3. Cumulative Density Function (CDF) - p<dist>

For any continuous distributions, there is no probability at any given point. Therefore we usually define each event as a specific range of value. If we were to acquire the probability of such an event with PDF, we’d have to do calculus integration over the range. By integrating PDF from its left tail, CDF offers a easier way to acquire the probability over a range.
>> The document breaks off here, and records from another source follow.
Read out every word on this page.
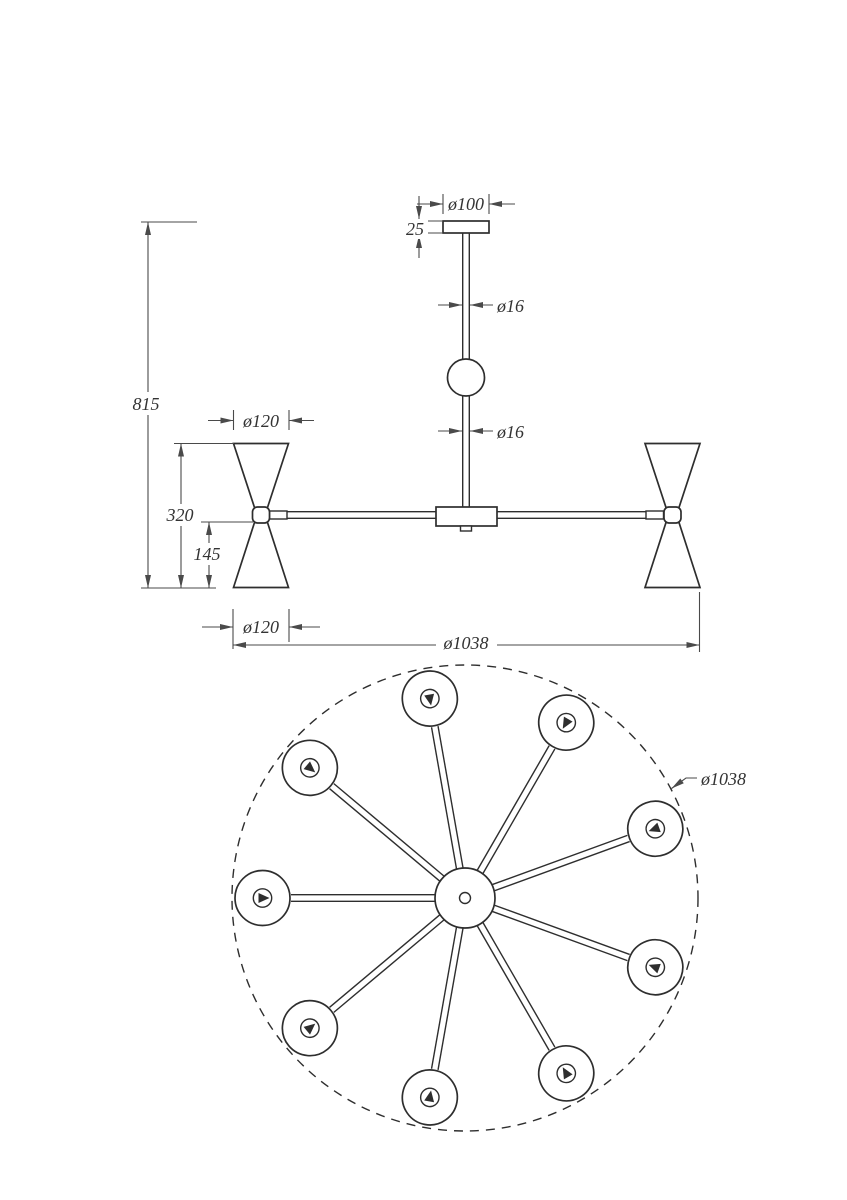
ø100
25
ø16
ø16
815
320
145
ø120
ø120
ø1038
ø1038
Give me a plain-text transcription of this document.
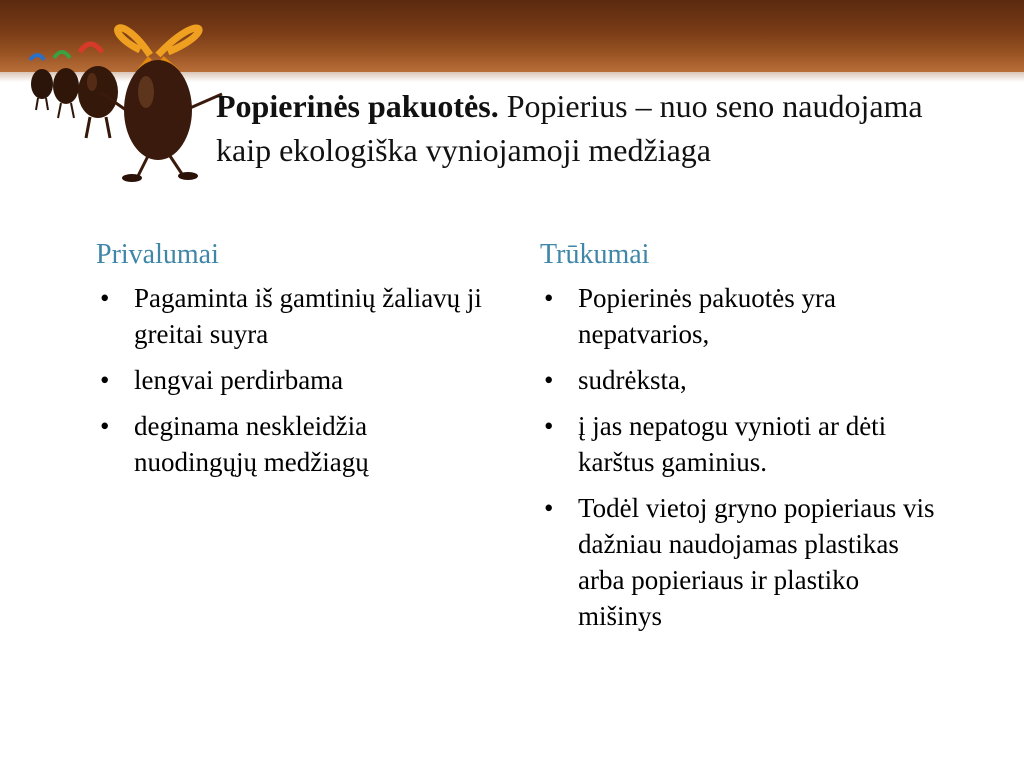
Popierinės pakuotės. Popierius – nuo seno naudojama kaip ekologiška vyniojamoji medžiaga
Privalumai
• Pagaminta iš gamtinių žaliavų ji greitai suyra
• lengvai perdirbama
• deginama neskleidžia nuodingųjų medžiagų
Trūkumai
• Popierinės pakuotės yra nepatvarios,
• sudrėksta,
• į jas nepatogu vynioti ar dėti karštus gaminius.
• Todėl vietoj gryno popieriaus vis dažniau naudojamas plastikas arba popieriaus ir plastiko mišinys
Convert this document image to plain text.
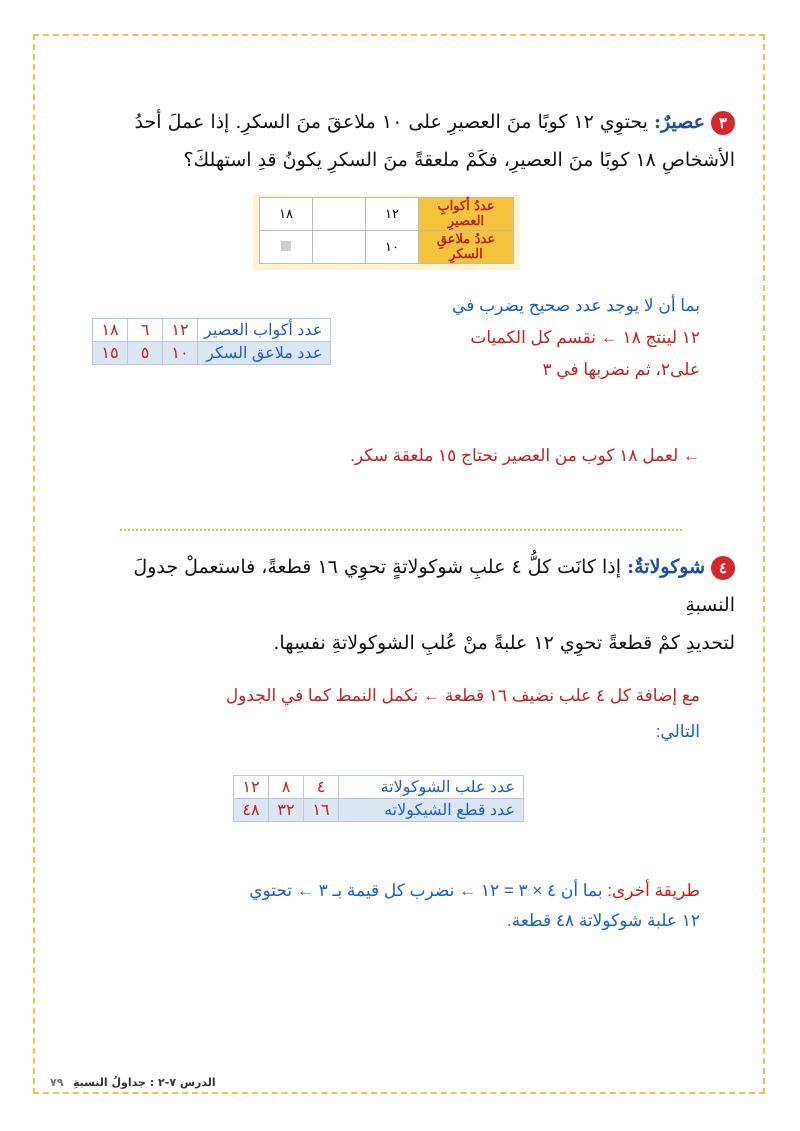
٣عصيرٌ: يحتوِي ١٢ كوبًا منَ العصيرِ على ١٠ ملاعقَ منَ السكرِ. إذا عملَ أحدُ
الأشخاصِ ١٨ كوبًا منَ العصيرِ، فكَمْ ملعقةً منَ السكرِ يكونُ قدِ استهلكَ؟
عددُ أكوابِ العصيرِ	١٢		١٨
عددُ ملاعقِ السكرِ	١٠		
بما أن لا يوجد عدد صحيح يضرب في
١٢ لينتج ١٨ ← نقسم كل الكميات
على٢، ثم نضربها في ٣
عدد أكواب العصير	١٢	٦	١٨
عدد ملاعق السكر	١٠	٥	١٥
← لعمل ١٨ كوب من العصير نحتاج ١٥ ملعقة سكر.
٤شوكولاتةٌ: إذا كانَت كلُّ ٤ علبِ شوكولاتةٍ تحوِي ١٦ قطعةً، فاستعملْ جدولَ النسبةِ
لتحديدِ كمْ قطعةً تحوِي ١٢ علبةً منْ عُلبِ الشوكولاتةِ نفسِها.
مع إضافة كل ٤ علب نضيف ١٦ قطعة ← نكمل النمط كما في الجدول
التالي:
عدد علب الشوكولاتة	٤	٨	١٢
عدد قطع الشيكولاته	١٦	٣٢	٤٨
طريقة أخرى: بما أن ٤ × ٣ = ١٢ ← نضرب كل قيمة بـ ٣ ← تحتوي
١٢ علبة شوكولاتة ٤٨ قطعة.
الدرس ٧-٢ : جداولُ النسبةِ ٧٩
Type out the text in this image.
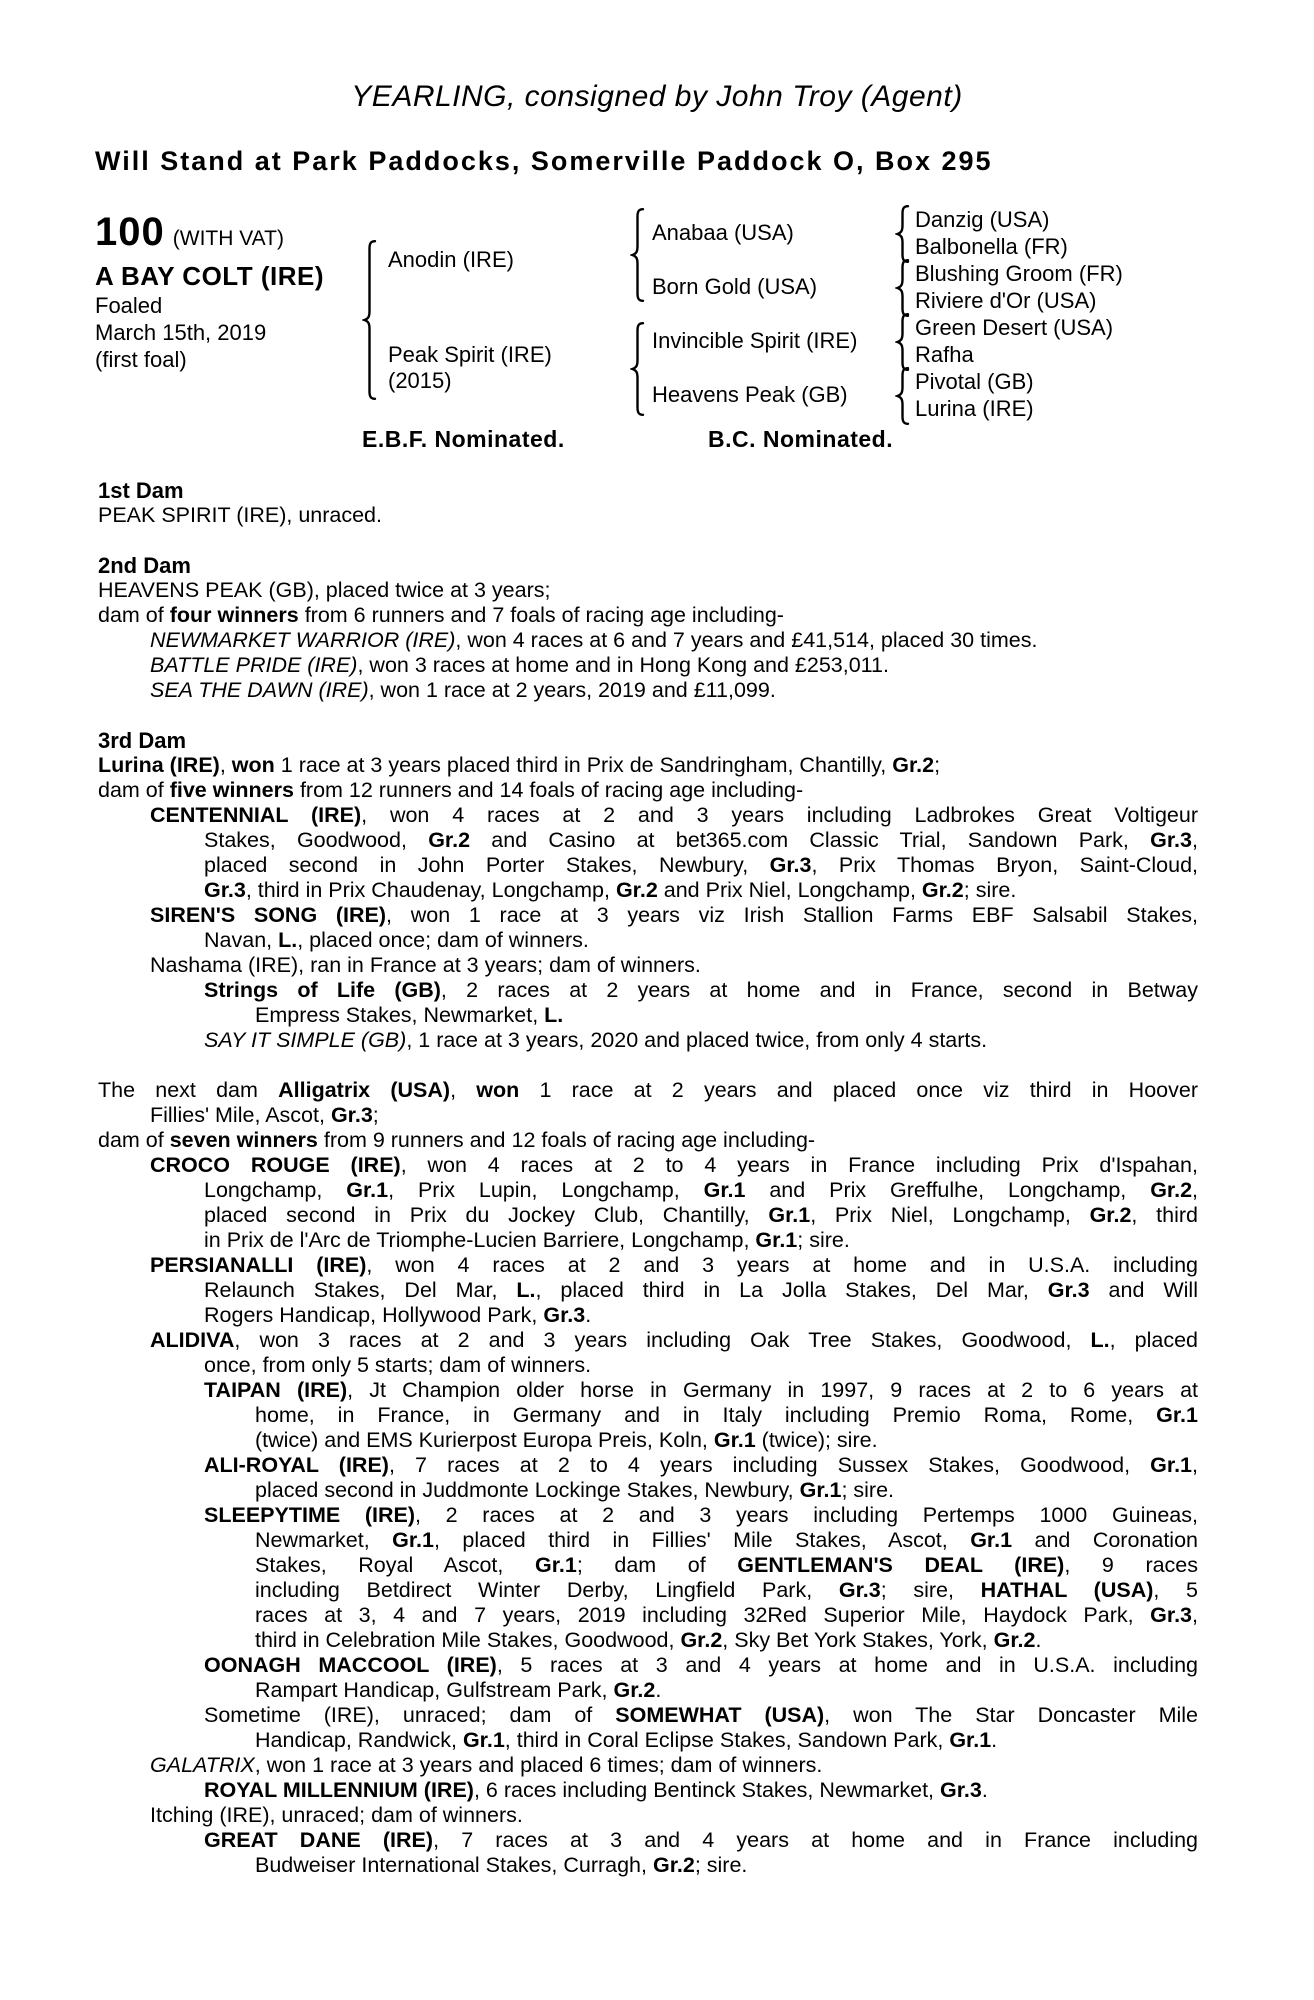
YEARLING, consigned by John Troy (Agent)
Will Stand at Park Paddocks, Somerville Paddock O, Box 295
100 (WITH VAT)
A BAY COLT (IRE)
Foaled
March 15th, 2019
(first foal)
Anodin (IRE)
Peak Spirit (IRE)
(2015)
Anabaa (USA)
Born Gold (USA)
Invincible Spirit (IRE)
Heavens Peak (GB)
Danzig (USA)
Balbonella (FR)
Blushing Groom (FR)
Riviere d'Or (USA)
Green Desert (USA)
Rafha
Pivotal (GB)
Lurina (IRE)
E.B.F. Nominated.	B.C. Nominated.
1st Dam
PEAK SPIRIT (IRE), unraced.
2nd Dam
HEAVENS PEAK (GB), placed twice at 3 years;
dam of four winners from 6 runners and 7 foals of racing age including-
NEWMARKET WARRIOR (IRE), won 4 races at 6 and 7 years and £41,514, placed 30 times.
BATTLE PRIDE (IRE), won 3 races at home and in Hong Kong and £253,011.
SEA THE DAWN (IRE), won 1 race at 2 years, 2019 and £11,099.
3rd Dam
Lurina (IRE), won 1 race at 3 years placed third in Prix de Sandringham, Chantilly, Gr.2;
dam of five winners from 12 runners and 14 foals of racing age including-
CENTENNIAL (IRE), won 4 races at 2 and 3 years including Ladbrokes Great Voltigeur
Stakes, Goodwood, Gr.2 and Casino at bet365.com Classic Trial, Sandown Park, Gr.3,
placed second in John Porter Stakes, Newbury, Gr.3, Prix Thomas Bryon, Saint-Cloud,
Gr.3, third in Prix Chaudenay, Longchamp, Gr.2 and Prix Niel, Longchamp, Gr.2; sire.
SIREN'S SONG (IRE), won 1 race at 3 years viz Irish Stallion Farms EBF Salsabil Stakes,
Navan, L., placed once; dam of winners.
Nashama (IRE), ran in France at 3 years; dam of winners.
Strings of Life (GB), 2 races at 2 years at home and in France, second in Betway
Empress Stakes, Newmarket, L.
SAY IT SIMPLE (GB), 1 race at 3 years, 2020 and placed twice, from only 4 starts.
The next dam Alligatrix (USA), won 1 race at 2 years and placed once viz third in Hoover
Fillies' Mile, Ascot, Gr.3;
dam of seven winners from 9 runners and 12 foals of racing age including-
CROCO ROUGE (IRE), won 4 races at 2 to 4 years in France including Prix d'Ispahan,
Longchamp, Gr.1, Prix Lupin, Longchamp, Gr.1 and Prix Greffulhe, Longchamp, Gr.2,
placed second in Prix du Jockey Club, Chantilly, Gr.1, Prix Niel, Longchamp, Gr.2, third
in Prix de l'Arc de Triomphe-Lucien Barriere, Longchamp, Gr.1; sire.
PERSIANALLI (IRE), won 4 races at 2 and 3 years at home and in U.S.A. including
Relaunch Stakes, Del Mar, L., placed third in La Jolla Stakes, Del Mar, Gr.3 and Will
Rogers Handicap, Hollywood Park, Gr.3.
ALIDIVA, won 3 races at 2 and 3 years including Oak Tree Stakes, Goodwood, L., placed
once, from only 5 starts; dam of winners.
TAIPAN (IRE), Jt Champion older horse in Germany in 1997, 9 races at 2 to 6 years at
home, in France, in Germany and in Italy including Premio Roma, Rome, Gr.1
(twice) and EMS Kurierpost Europa Preis, Koln, Gr.1 (twice); sire.
ALI-ROYAL (IRE), 7 races at 2 to 4 years including Sussex Stakes, Goodwood, Gr.1,
placed second in Juddmonte Lockinge Stakes, Newbury, Gr.1; sire.
SLEEPYTIME (IRE), 2 races at 2 and 3 years including Pertemps 1000 Guineas,
Newmarket, Gr.1, placed third in Fillies' Mile Stakes, Ascot, Gr.1 and Coronation
Stakes, Royal Ascot, Gr.1; dam of GENTLEMAN'S DEAL (IRE), 9 races
including Betdirect Winter Derby, Lingfield Park, Gr.3; sire, HATHAL (USA), 5
races at 3, 4 and 7 years, 2019 including 32Red Superior Mile, Haydock Park, Gr.3,
third in Celebration Mile Stakes, Goodwood, Gr.2, Sky Bet York Stakes, York, Gr.2.
OONAGH MACCOOL (IRE), 5 races at 3 and 4 years at home and in U.S.A. including
Rampart Handicap, Gulfstream Park, Gr.2.
Sometime (IRE), unraced; dam of SOMEWHAT (USA), won The Star Doncaster Mile
Handicap, Randwick, Gr.1, third in Coral Eclipse Stakes, Sandown Park, Gr.1.
GALATRIX, won 1 race at 3 years and placed 6 times; dam of winners.
ROYAL MILLENNIUM (IRE), 6 races including Bentinck Stakes, Newmarket, Gr.3.
Itching (IRE), unraced; dam of winners.
GREAT DANE (IRE), 7 races at 3 and 4 years at home and in France including
Budweiser International Stakes, Curragh, Gr.2; sire.
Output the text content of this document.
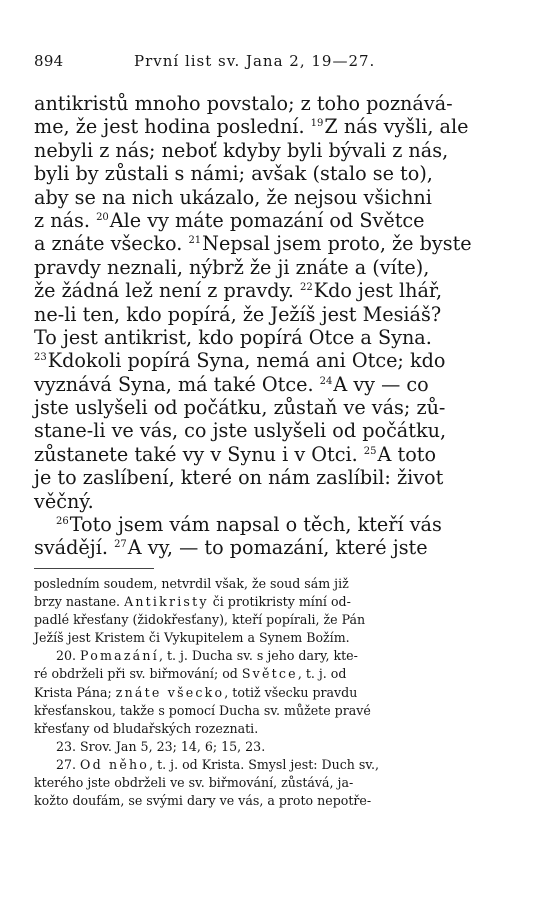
894	První list sv. Jana 2, 19—27.
antikristů mnoho povstalo; z toho poznává-
me, že jest hodina poslední. $^{19}$Z nás vyšli, ale
nebyli z nás; neboť kdyby byli bývali z nás,
byli by zůstali s námi; avšak (stalo se to),
aby se na nich ukázalo, že nejsou všichni
z nás. $^{20}$Ale vy máte pomazání od Světce
a znáte všecko. $^{21}$Nepsal jsem proto, že byste
pravdy neznali, nýbrž že ji znáte a (víte),
že žádná lež není z pravdy. $^{22}$Kdo jest lhář,
ne-li ten, kdo popírá, že Ježíš jest Mesiáš?
To jest antikrist, kdo popírá Otce a Syna.
$^{23}$Kdokoli popírá Syna, nemá ani Otce; kdo
vyznává Syna, má také Otce. $^{24}$A vy — co
jste uslyšeli od počátku, zůstaň ve vás; zů-
stane-li ve vás, co jste uslyšeli od počátku,
zůstanete také vy v Synu i v Otci. $^{25}$A toto
je to zaslíbení, které on nám zaslíbil: život
věčný.
$^{26}$Toto jsem vám napsal o těch, kteří vás
svádějí. $^{27}$A vy, — to pomazání, které jste
posledním soudem, netvrdil však, že soud sám již
brzy nastane. Antikristy či protikristy míní od-
padlé křesťany (židokřesťany), kteří popírali, že Pán
Ježíš jest Kristem či Vykupitelem a Synem Božím.
20. Pomazání, t. j. Ducha sv. s jeho dary, kte-
ré obdrželi při sv. biřmování; od Světce, t. j. od
Krista Pána; znáte všecko, totiž všecku pravdu
křesťanskou, takže s pomocí Ducha sv. můžete pravé
křesťany od bludařských rozeznati.
23. Srov. Jan 5, 23; 14, 6; 15, 23.
27. Od něho, t. j. od Krista. Smysl jest: Duch sv.,
kterého jste obdrželi ve sv. biřmování, zůstává, ja-
kožto doufám, se svými dary ve vás, a proto nepotře-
For an example, the probability of \(x \in [-1,2]\) in Standard Normal Dist. can be acquired by subtracting the CDF reading at the upper bound to that at the lower.

#
#


🚴 Exercise :

👉 Acquire the prob. of Standard Normal Dist. in the interval [-Inf, -3].

#
#

👉 Acquire the prob. of Normal[100,50] in the interval [0, 50].

#
#

👉 If the distribution of the temperature at this season follows Normal[25,10] Celsius, what is the probability that tomorrow’s average temperature is higher than 30°C.

#
#

👉 Flipping a fair coin 100 times, what is the probability to have less than 35 heads?

#
#

👉 Can you validate your answer of the above question by using PDF?

#
#

👉 Rolling a fair dice 100 times. What is the probability to have no greater than 20 and no less than 10 one’s?

#
#

👉 Try to validate your answer of the above question by using PDF.

#
#

See? For discrete distributions, PDF serves most of the purposes most of the time.


🚴 SIMULATION :

Let’s also try to estimate the above probability by sample() and replicate().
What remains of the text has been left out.